Tether, a stablecoin issuer at the heart of the cryptocurrency economy, is also now hoarding Bitcoin, meaning one of crypto’s most important players may soon be among its biggest investors. It’s likely to be bullish for digital asset prices.
Tether issues USDT, the largest U.S.-dollar stablecoin with a market capitalization of $83 billion, making it the third-largest digital asset after
Bitcoin
and
Ether.
Stablecoins like Tether form the bedrock of crypto, acting as the foundation of all trading and lending activities as a steady source of value. That’s a key role in a world of volatility as it provides critical liquidity to traders, funds, and market makers.

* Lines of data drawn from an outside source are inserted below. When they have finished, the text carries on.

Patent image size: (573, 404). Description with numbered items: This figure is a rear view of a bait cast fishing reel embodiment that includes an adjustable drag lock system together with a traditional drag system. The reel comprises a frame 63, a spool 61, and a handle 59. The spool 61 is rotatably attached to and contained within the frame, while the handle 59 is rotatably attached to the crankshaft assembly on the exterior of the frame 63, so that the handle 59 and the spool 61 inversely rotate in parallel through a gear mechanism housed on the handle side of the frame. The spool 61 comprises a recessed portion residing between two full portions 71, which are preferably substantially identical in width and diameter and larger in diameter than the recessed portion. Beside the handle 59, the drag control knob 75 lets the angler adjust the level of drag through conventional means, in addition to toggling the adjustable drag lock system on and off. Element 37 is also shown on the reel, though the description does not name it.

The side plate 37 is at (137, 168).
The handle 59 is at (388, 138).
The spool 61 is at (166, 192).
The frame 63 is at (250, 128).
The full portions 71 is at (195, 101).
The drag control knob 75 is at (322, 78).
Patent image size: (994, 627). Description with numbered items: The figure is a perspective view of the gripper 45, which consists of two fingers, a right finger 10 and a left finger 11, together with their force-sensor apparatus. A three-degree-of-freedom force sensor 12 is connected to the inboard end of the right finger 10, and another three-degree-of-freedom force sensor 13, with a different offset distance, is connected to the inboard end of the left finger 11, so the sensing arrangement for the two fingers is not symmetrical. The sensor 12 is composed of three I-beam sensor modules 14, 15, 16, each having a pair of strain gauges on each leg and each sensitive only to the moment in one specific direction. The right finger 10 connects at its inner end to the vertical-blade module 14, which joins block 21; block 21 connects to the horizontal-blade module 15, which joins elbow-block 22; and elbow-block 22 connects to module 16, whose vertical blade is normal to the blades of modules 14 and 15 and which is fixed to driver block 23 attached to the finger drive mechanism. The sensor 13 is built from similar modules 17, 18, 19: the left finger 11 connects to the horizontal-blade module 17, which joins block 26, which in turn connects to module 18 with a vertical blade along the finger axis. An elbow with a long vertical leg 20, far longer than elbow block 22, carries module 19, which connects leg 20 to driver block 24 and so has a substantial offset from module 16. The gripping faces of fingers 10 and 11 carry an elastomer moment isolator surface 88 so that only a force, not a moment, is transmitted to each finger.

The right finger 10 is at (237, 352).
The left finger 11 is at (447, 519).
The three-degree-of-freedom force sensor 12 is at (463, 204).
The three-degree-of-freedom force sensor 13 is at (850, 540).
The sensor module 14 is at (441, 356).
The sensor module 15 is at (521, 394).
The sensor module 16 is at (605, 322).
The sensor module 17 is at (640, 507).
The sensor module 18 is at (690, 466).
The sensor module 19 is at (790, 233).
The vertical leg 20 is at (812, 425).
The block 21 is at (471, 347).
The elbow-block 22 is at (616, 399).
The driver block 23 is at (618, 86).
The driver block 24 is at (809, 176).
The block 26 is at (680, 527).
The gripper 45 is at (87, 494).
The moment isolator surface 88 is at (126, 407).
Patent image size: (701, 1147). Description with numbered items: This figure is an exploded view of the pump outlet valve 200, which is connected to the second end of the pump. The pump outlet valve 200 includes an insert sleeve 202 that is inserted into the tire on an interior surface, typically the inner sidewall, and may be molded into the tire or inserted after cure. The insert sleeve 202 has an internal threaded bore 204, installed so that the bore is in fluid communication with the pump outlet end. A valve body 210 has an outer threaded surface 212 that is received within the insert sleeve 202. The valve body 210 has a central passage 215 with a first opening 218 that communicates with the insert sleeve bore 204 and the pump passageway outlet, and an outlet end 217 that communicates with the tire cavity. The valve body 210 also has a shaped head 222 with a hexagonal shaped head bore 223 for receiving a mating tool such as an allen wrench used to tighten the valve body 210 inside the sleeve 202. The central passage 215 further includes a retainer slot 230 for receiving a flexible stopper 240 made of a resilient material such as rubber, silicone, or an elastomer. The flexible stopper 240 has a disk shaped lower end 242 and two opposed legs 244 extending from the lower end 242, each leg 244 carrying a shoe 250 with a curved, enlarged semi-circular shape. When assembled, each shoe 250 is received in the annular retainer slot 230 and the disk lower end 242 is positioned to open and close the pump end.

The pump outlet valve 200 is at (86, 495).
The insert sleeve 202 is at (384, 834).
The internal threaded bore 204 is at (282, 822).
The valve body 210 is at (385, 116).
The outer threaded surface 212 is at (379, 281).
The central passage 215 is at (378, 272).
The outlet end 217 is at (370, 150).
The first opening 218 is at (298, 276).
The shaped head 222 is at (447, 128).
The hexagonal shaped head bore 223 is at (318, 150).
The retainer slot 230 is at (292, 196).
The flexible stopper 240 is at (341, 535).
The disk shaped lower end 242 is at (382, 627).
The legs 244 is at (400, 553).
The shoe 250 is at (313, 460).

It makes Tether a systemically important player and heaps scrutiny on the quality of the assets—like Treasuries—the group says back each USDT it issues. Tether hasn’t always been as transparent as regulators demand. Based in the British Virgin Islands, the issuer settled charges in 2021 with New York state and the Commodity Futures Trading Commission over its reserves and disclosure practices.
In its latest assurance report—not an audit—signed off by BDO Italia, Tether revealed that Bitcoin made up 1.8% of its total assets, which it says outstripped liabilities by more than $2 billion as of the end of March.
There’s more: Tether said Wednesday that it would regularly allocate up to 15% of its net realized operating profit towards purchasing Bitcoin, on top of the $1.5 billion in Bitcoin it holds in its reserves. The group said that it anticipates its current and future Bitcoin holdings will not exceed the “shareholder capital cushion.”
This move has the potential to be an added bulwark for Bitcoin prices, which have ripped some two-third higher this year but continue to face pressure, most recently in a correction of more than 10% from its April high.
Tether said that it achieved a record net profit of $1.48 billion in the first three months of 2023. Should those numbers hold over the next three quarters, and Tether buys Bitcoin with 15% of that profit, it would mark some $670 million in additional crypto the company plans to purchase through the end of 2023. It could add another $890 million in Bitcoin with profit at current levels through 2024, all else being equal.
The trend would add sustained buy pressure to Bitcoin prices, which could buoy all of crypto.
But, more broadly, it represents the same risk to the digital asset industry as the rise of exchange Binance as the world’s most dominant crypto trading venue: concentration of risk. Not only is much of the crypto market risk concentrated in the smooth operations of Binance as well as the backing of Tether, but a pillar of future price dynamics of Bitcoin may also be taken over by the stablecoin issuer.